Pociski artyleryjskie, granaty moździerzowe, zapalniki oraz amunicja strzelecka - łącznie 184 niewybuchów. Lasy w Borowie są wciąż pełne niebezpiecznych przedmiotów. To prawdziwy poligon dla saperów i policjantów z nieetatowych grup rozpoznania minersko-pirotechnicznego. W czasie drugiej wojny światowej znajdowały się tam niemieckie składy z amunicją. Część została zniszczona, ale to, co pozostało, rozrzucone jest na dziesiątkach hektarów.
Szkolenie obejmowało działania minersko-pirotechniczne z wykorzystaniem przenośnych urządzeń służących do wykrywania metali.
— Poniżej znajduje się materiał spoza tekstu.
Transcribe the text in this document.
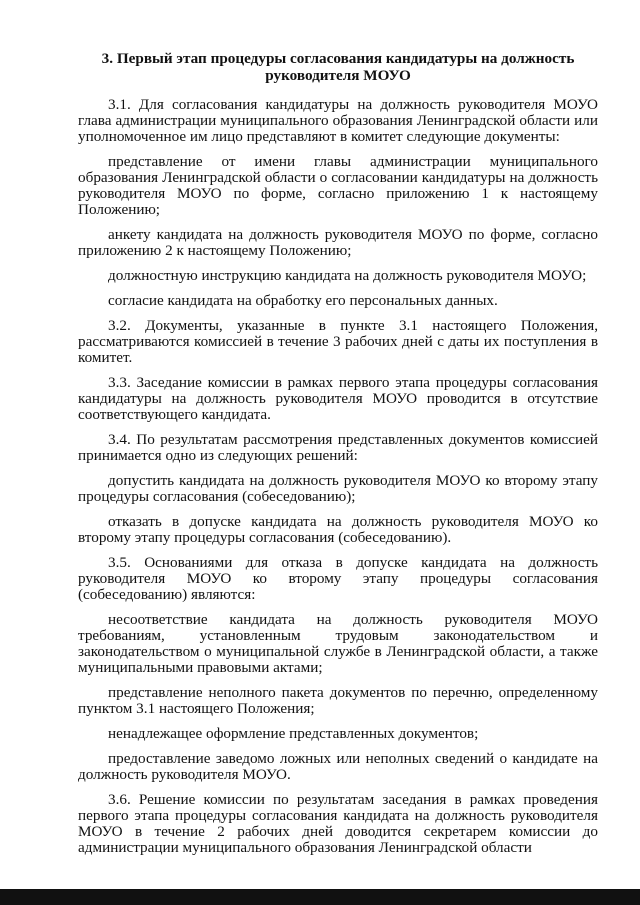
3. Первый этап процедуры согласования кандидатуры на должность руководителя МОУО
3.1. Для согласования кандидатуры на должность руководителя МОУО глава администрации муниципального образования Ленинградской области или уполномоченное им лицо представляют в комитет следующие документы:
представление от имени главы администрации муниципального образования Ленинградской области о согласовании кандидатуры на должность руководителя МОУО по форме, согласно приложению 1 к настоящему Положению;
анкету кандидата на должность руководителя МОУО по форме, согласно приложению 2 к настоящему Положению;
должностную инструкцию кандидата на должность руководителя МОУО;
согласие кандидата на обработку его персональных данных.
3.2. Документы, указанные в пункте 3.1 настоящего Положения, рассматриваются комиссией в течение 3 рабочих дней с даты их поступления в комитет.
3.3. Заседание комиссии в рамках первого этапа процедуры согласования кандидатуры на должность руководителя МОУО проводится в отсутствие соответствующего кандидата.
3.4. По результатам рассмотрения представленных документов комиссией принимается одно из следующих решений:
допустить кандидата на должность руководителя МОУО ко второму этапу процедуры согласования (собеседованию);
отказать в допуске кандидата на должность руководителя МОУО ко второму этапу процедуры согласования (собеседованию).
3.5. Основаниями для отказа в допуске кандидата на должность руководителя МОУО ко второму этапу процедуры согласования (собеседованию) являются:
несоответствие кандидата на должность руководителя МОУО требованиям, установленным трудовым законодательством и законодательством о муниципальной службе в Ленинградской области, а также муниципальными правовыми актами;
представление неполного пакета документов по перечню, определенному пунктом 3.1 настоящего Положения;
ненадлежащее оформление представленных документов;
предоставление заведомо ложных или неполных сведений о кандидате на должность руководителя МОУО.
3.6. Решение комиссии по результатам заседания в рамках проведения первого этапа процедуры согласования кандидата на должность руководителя МОУО в течение 2 рабочих дней доводится секретарем комиссии до администрации муниципального образования Ленинградской области
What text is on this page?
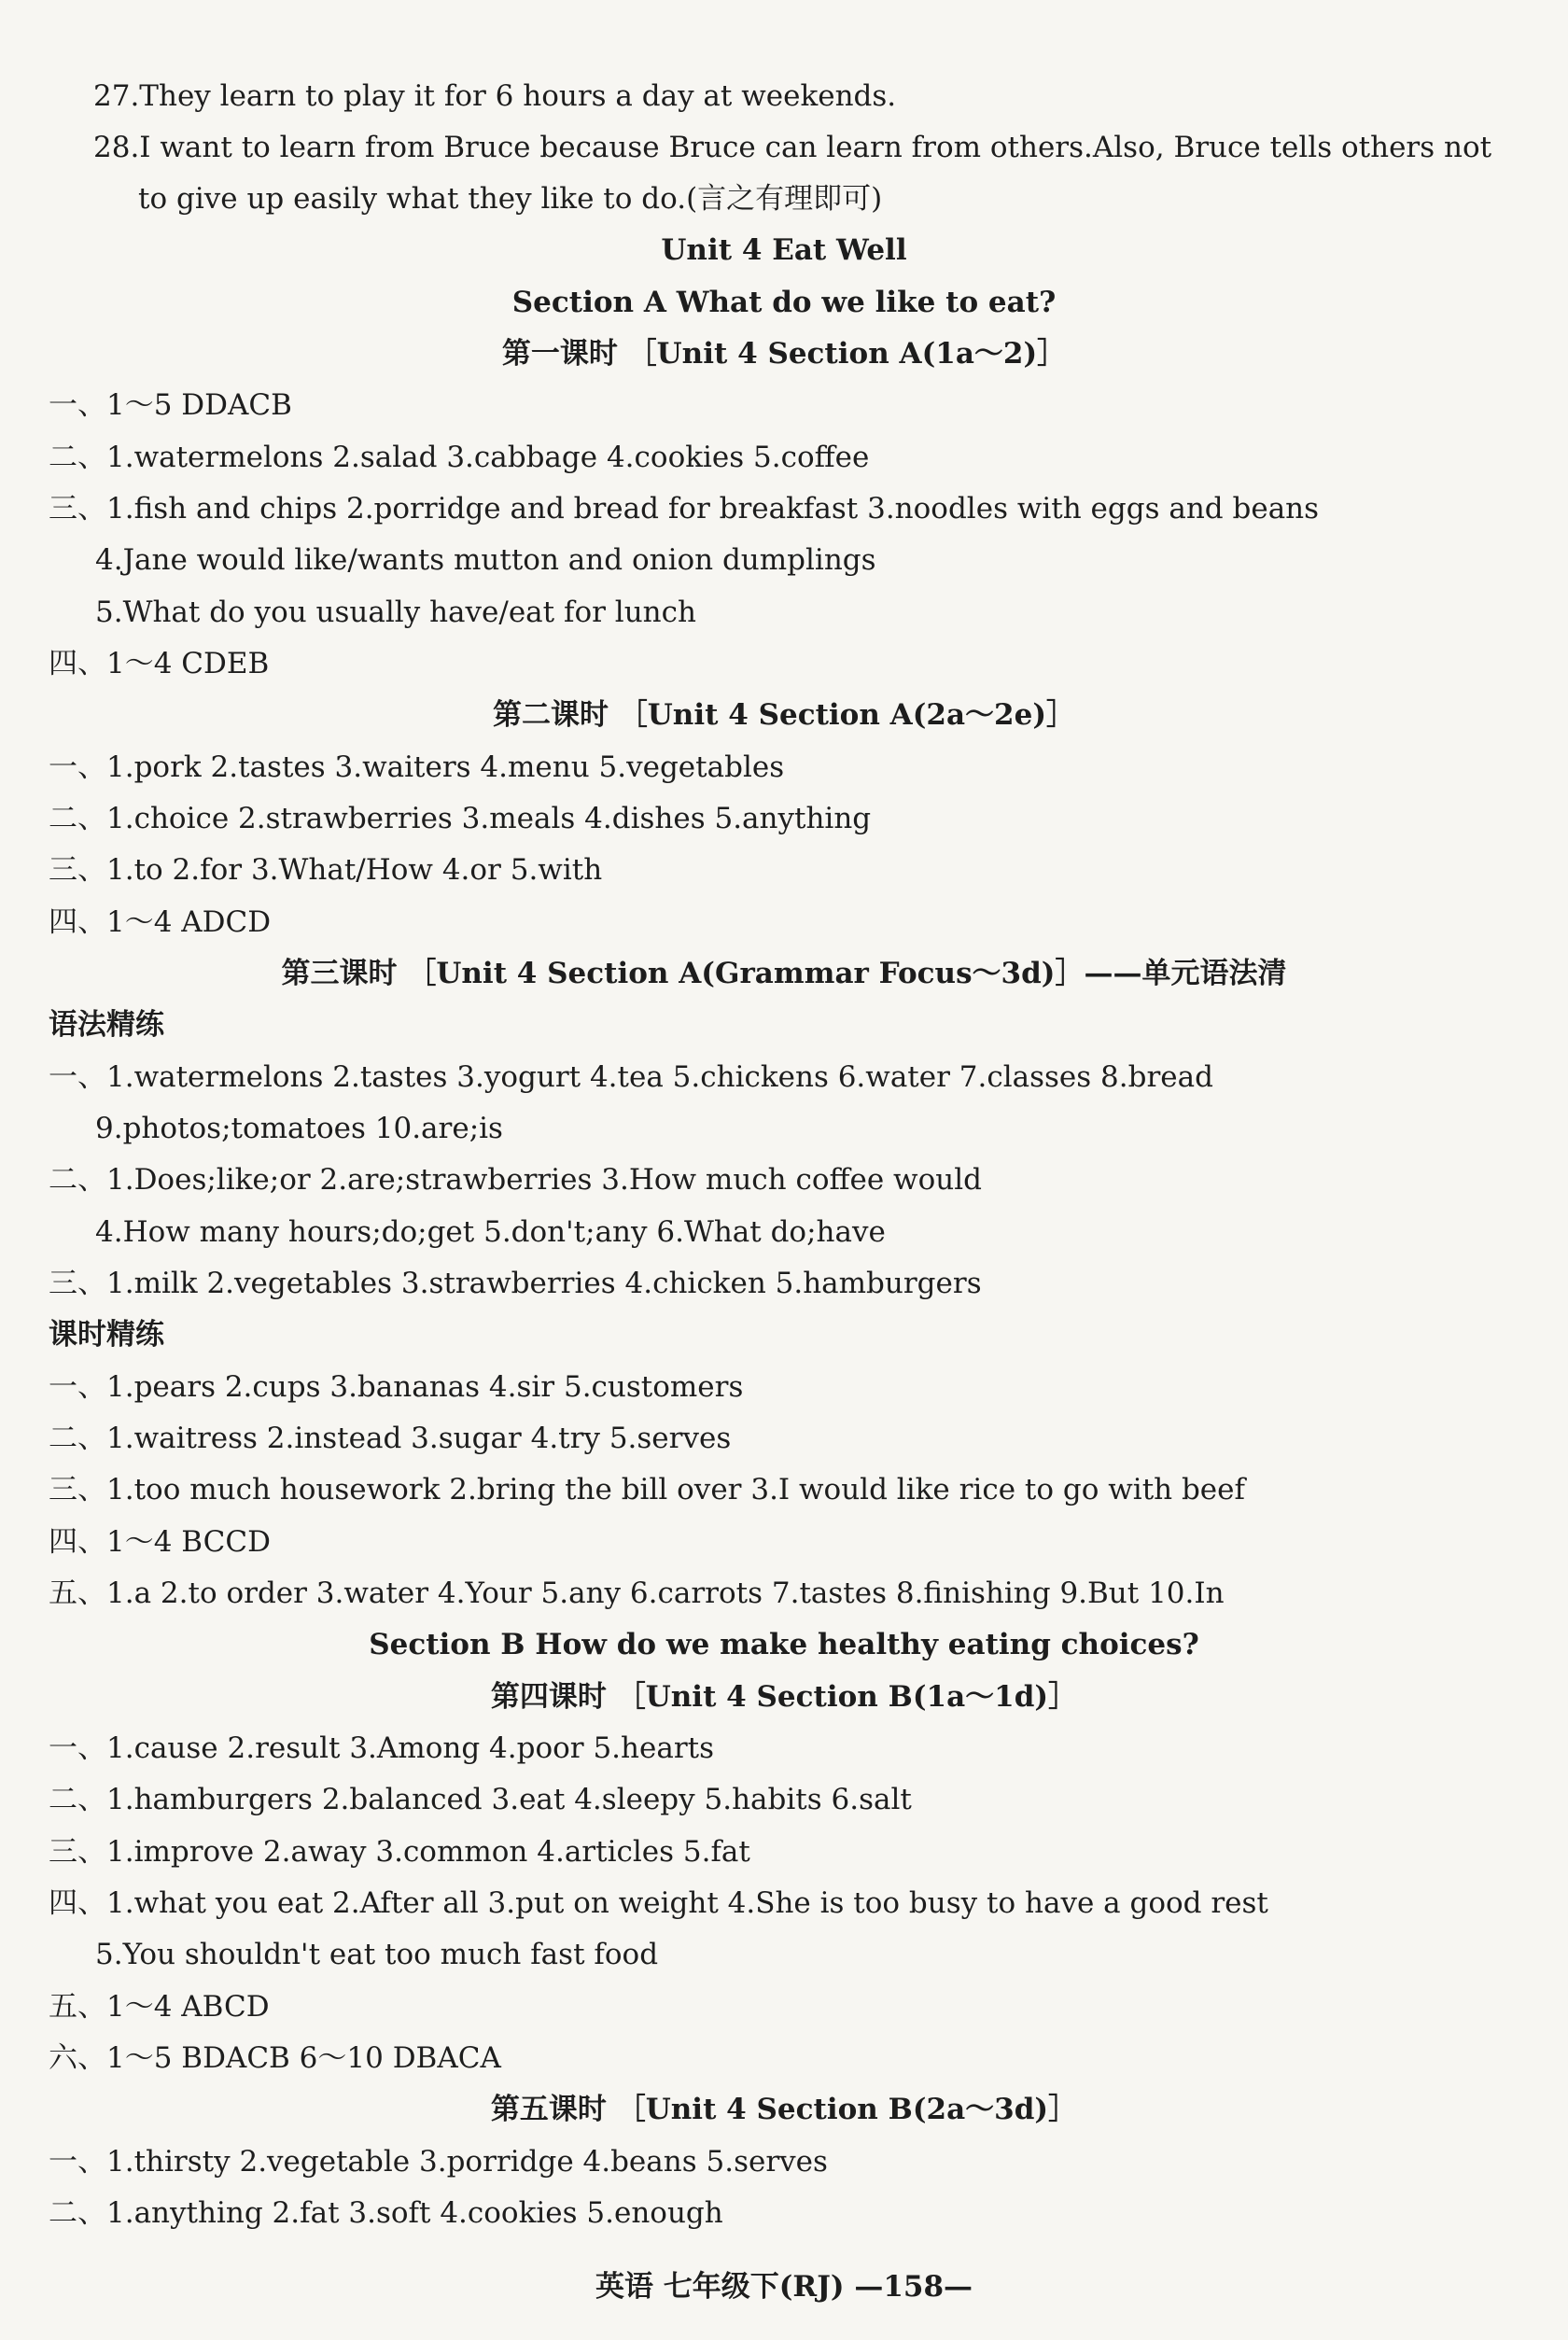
27.They learn to play it for 6 hours a day at weekends.
28.I want to learn from Bruce because Bruce can learn from others.Also, Bruce tells others not
to give up easily what they like to do.(言之有理即可)
Unit 4 Eat Well
Section A What do we like to eat?
第一课时 ［Unit 4 Section A(1a～2)］
一、1～5 DDACB
二、1.watermelons 2.salad 3.cabbage 4.cookies 5.coffee
三、1.fish and chips 2.porridge and bread for breakfast 3.noodles with eggs and beans
4.Jane would like/wants mutton and onion dumplings
5.What do you usually have/eat for lunch
四、1～4 CDEB
第二课时 ［Unit 4 Section A(2a～2e)］
一、1.pork 2.tastes 3.waiters 4.menu 5.vegetables
二、1.choice 2.strawberries 3.meals 4.dishes 5.anything
三、1.to 2.for 3.What/How 4.or 5.with
四、1～4 ADCD
第三课时 ［Unit 4 Section A(Grammar Focus～3d)］——单元语法清
语法精练
一、1.watermelons 2.tastes 3.yogurt 4.tea 5.chickens 6.water 7.classes 8.bread
9.photos;tomatoes 10.are;is
二、1.Does;like;or 2.are;strawberries 3.How much coffee would
4.How many hours;do;get 5.don't;any 6.What do;have
三、1.milk 2.vegetables 3.strawberries 4.chicken 5.hamburgers
课时精练
一、1.pears 2.cups 3.bananas 4.sir 5.customers
二、1.waitress 2.instead 3.sugar 4.try 5.serves
三、1.too much housework 2.bring the bill over 3.I would like rice to go with beef
四、1～4 BCCD
五、1.a 2.to order 3.water 4.Your 5.any 6.carrots 7.tastes 8.finishing 9.But 10.In
Section B How do we make healthy eating choices?
第四课时 ［Unit 4 Section B(1a～1d)］
一、1.cause 2.result 3.Among 4.poor 5.hearts
二、1.hamburgers 2.balanced 3.eat 4.sleepy 5.habits 6.salt
三、1.improve 2.away 3.common 4.articles 5.fat
四、1.what you eat 2.After all 3.put on weight 4.She is too busy to have a good rest
5.You shouldn't eat too much fast food
五、1～4 ABCD
六、1～5 BDACB 6～10 DBACA
第五课时 ［Unit 4 Section B(2a～3d)］
一、1.thirsty 2.vegetable 3.porridge 4.beans 5.serves
二、1.anything 2.fat 3.soft 4.cookies 5.enough
英语 七年级下(RJ) —158—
Szkolenia z tej tematyki są okazją do treningu z obsługi sprzętu, a także skuteczności i szybkości wykonywanych działań minersko-pirotechnicznych
- informuje rzeczniczka prasowa Komendy Miejskiej Policji w Kaliszu podkom. Anna Jaworska-Wojnicz.
Wszystkie wydobyte niewypały zostały zabezpieczone przez Minerski Patrol Oczyszczania Terenu z Materiałów Niebezpiecznych Jednostki Wojskowej z Inowrocławia. Znalezione niewybuchy zostaną zdetonowane. Policja apeluje do mieszkańców o rozwagę i ostrożność szczególnie teraz przed sezonem grzybobrania.